Azerbaijani architect

Zivar bay Garay bay oglu Ahmadbayov (Zivər bəy Əhmədbəyov; 1873 in Shamakhy – 1925 in Baku) was the first Azerbaijani architect with higher education.

==Biography==
In 1902, Zivar bay Ahmadbayov graduated from Saint-Petersburg State University of Architecture and Civil Engineering. From this year to 1917, Ahmadbayov worked as an architect in Baku Governorate, then in Baku City Council. After the establishment of the Azerbaijan Democratic Republic, Ahmadbayov became the chief architect of Baku and held this post until 1922. Two of the largest mosques in Baku, the Baku-Blue Mosque and Taza Pir Mosque were constructed according to the projects of Ahmadbayov.
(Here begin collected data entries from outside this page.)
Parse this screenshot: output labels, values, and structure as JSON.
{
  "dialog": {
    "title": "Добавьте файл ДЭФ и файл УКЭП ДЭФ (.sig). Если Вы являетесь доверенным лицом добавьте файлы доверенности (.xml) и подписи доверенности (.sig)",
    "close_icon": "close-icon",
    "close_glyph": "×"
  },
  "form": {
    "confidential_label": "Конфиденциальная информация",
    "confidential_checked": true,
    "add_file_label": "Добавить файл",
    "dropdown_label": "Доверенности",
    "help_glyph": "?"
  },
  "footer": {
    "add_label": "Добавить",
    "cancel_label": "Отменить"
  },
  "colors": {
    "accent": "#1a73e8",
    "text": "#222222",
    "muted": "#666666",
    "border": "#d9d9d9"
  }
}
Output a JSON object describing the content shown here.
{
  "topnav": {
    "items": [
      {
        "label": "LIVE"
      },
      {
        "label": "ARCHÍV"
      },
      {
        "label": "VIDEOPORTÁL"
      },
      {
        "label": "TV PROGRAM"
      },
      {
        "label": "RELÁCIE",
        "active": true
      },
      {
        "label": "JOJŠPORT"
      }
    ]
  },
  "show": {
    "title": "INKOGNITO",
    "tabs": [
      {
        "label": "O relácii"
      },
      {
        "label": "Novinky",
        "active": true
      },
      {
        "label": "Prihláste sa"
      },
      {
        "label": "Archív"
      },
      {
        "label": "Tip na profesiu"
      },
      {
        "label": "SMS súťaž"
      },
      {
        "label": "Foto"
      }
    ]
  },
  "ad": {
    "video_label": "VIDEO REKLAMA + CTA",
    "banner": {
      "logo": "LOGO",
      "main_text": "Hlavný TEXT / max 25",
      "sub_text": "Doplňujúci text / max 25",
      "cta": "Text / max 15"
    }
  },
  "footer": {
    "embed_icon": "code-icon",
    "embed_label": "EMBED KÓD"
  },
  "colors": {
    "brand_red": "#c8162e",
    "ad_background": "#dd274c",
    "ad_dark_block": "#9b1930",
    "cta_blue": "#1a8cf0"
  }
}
Murtuza Mukhtarov Mosque, which was constructed according to Ahmadbayov's project in the municipality of Amirjan in Baku, was added to the list of historical monuments of UNESCO. Besides that, Ahmadbayov is the architect of a lot of houses in Vladikavkaz and the building of the Ophthalmology Institute in Baku.

==Memory==

One of the streets of Baku is named after Zivar bay Ahmadbayov.

On May 26, 2011, the opening ceremony of Zivar bay Ahmadbayov’s monument, situated in a park named after him, near Nizami Ganjavi metro station was held in Baku.